Having set the scene regarding the need for a critical primary decision about the preferred material for the pipework, it is important to flag the point that more detailed choices need to be made about the supplier and here purchasers need to consider total solutions against ‘pick and mix’ options. There are many manufacturers of plastic pipe but my advice would be to find a company that provides a total plumbing system – you need to be confident that you have access to a complete range of fittings that complement your pipework and will cover all eventualities on site.

An evolving industry

Those involved in pipe installation also need to be mindful that this is an evolving industry with constant innovation, much of it led by wider European trends.

While at a basic level pipes simply carry water and, as such, are considered an essential service solution by many people, applications for pipework are growing and forward-looking pipework suppliers are adding breadth to their brand with innovative initiatives.

Far from being a static market, it is prudent therefore to keep a finger on the pulse of latest building trends and be aware of breaking technologies.

Underfloor heating for example is fast catching up with radiators and it is widely predicted that, within the next five years, this solution will become more popular than traditional heating options.

Those that have converted to underfloor technology which optimises heating patterns for different zones, rooms or floor materials are quite evangelical about the fact that it provides a more comfortable heat. Chosen carefully, systems are available that maintain a set temperature to eliminate unpleasant cold lower levels and whether the choice of covering is carpeting, hardwood, tile or stone, floors will always be comfortably warm.

With the increasing move toward environmental options, energy savings are a major attraction of underfloor heating. Statistics cited by Roth Industries for example confirm that room temperatures can be reduced by as much as 3°C/5°F without sacrificing comfort. For a typical home, this means that up to 30 percent can be saved on heating bills.

Additionally, in line with the preference for clean design aesthetics, radiators – which most consider unsightly and awkward from a decorating perspective – are no longer required. A key attraction of underfloor heating therefore is the fact that the entire system is hidden, leaving every wall free for furniture or artwork.

To the end user, underfloor heating is simply a wonderful warm footed experience: behind the scenes however, the pipework solution provider will have been called upon to provide a technical solution including, amongst other things, a manifold to distribute warm water to loops of PEX tubing that are configured to provide the ideal heating system.

No longer the Cinderella of service providers

One of the most recent additions to the pipework solution provider’s portfolio is wall heating. Built into the shallow screed of the wall this breakthrough design development, a natural evolution from underfloor heating, underlines the fact that pipework suppliers, traditionally the Cinderella of service providers, are in fact involved at the cutting edge of new technology.

Astute builders and developers should take heed of the advantages of evolving, innovative pipework technology.
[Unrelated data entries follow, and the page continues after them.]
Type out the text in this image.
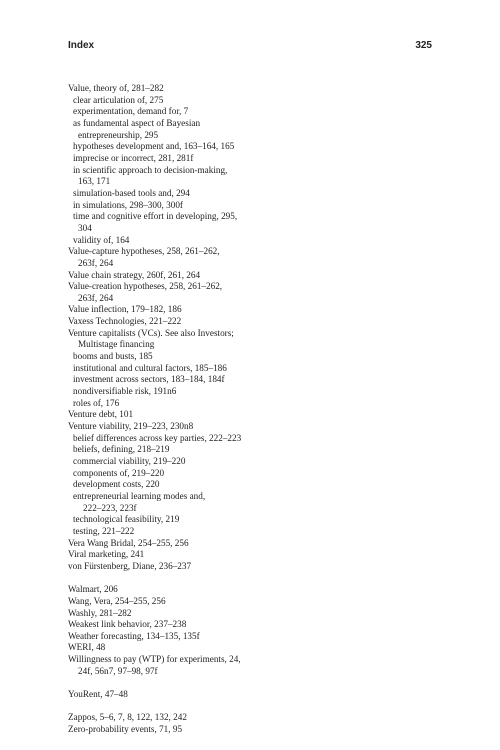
Index	325
Value, theory of, 281–282
clear articulation of, 275
experimentation, demand for, 7
as fundamental aspect of Bayesian
entrepreneurship, 295
hypotheses development and, 163–164, 165
imprecise or incorrect, 281, 281f
in scientific approach to decision-making,
163, 171
simulation-based tools and, 294
in simulations, 298–300, 300f
time and cognitive effort in developing, 295,
304
validity of, 164
Value-capture hypotheses, 258, 261–262,
263f, 264
Value chain strategy, 260f, 261, 264
Value-creation hypotheses, 258, 261–262,
263f, 264
Value inflection, 179–182, 186
Vaxess Technologies, 221–222
Venture capitalists (VCs). See also Investors;
Multistage financing
booms and busts, 185
institutional and cultural factors, 185–186
investment across sectors, 183–184, 184f
nondiversifiable risk, 191n6
roles of, 176
Venture debt, 101
Venture viability, 219–223, 230n8
belief differences across key parties, 222–223
beliefs, defining, 218–219
commercial viability, 219–220
components of, 219–220
development costs, 220
entrepreneurial learning modes and,
222–223, 223f
technological feasibility, 219
testing, 221–222
Vera Wang Bridal, 254–255, 256
Viral marketing, 241
von Fürstenberg, Diane, 236–237
Walmart, 206
Wang, Vera, 254–255, 256
Washly, 281–282
Weakest link behavior, 237–238
Weather forecasting, 134–135, 135f
WERI, 48
Willingness to pay (WTP) for experiments, 24,
24f, 56n7, 97–98, 97f
YouRent, 47–48
Zappos, 5–6, 7, 8, 122, 132, 242
Zero-probability events, 71, 95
While the nuts and bolts basics of pipes may not excite the end customer, value-add applications such as underfloor and wall heating can be used as selling points for both commercial and domestic construction projects.

In conclusion, while the average person doesn’t give a moment’s thought to the pipework in their home or office, the role played by pipes is becoming increasingly sophisticated. And, while rarely in the limelight at a topping out ceremony, key decisions about choice of piped services materials and provider are absolutely essential – after all, nobody wants a burst pipe at their champagne launch celebration!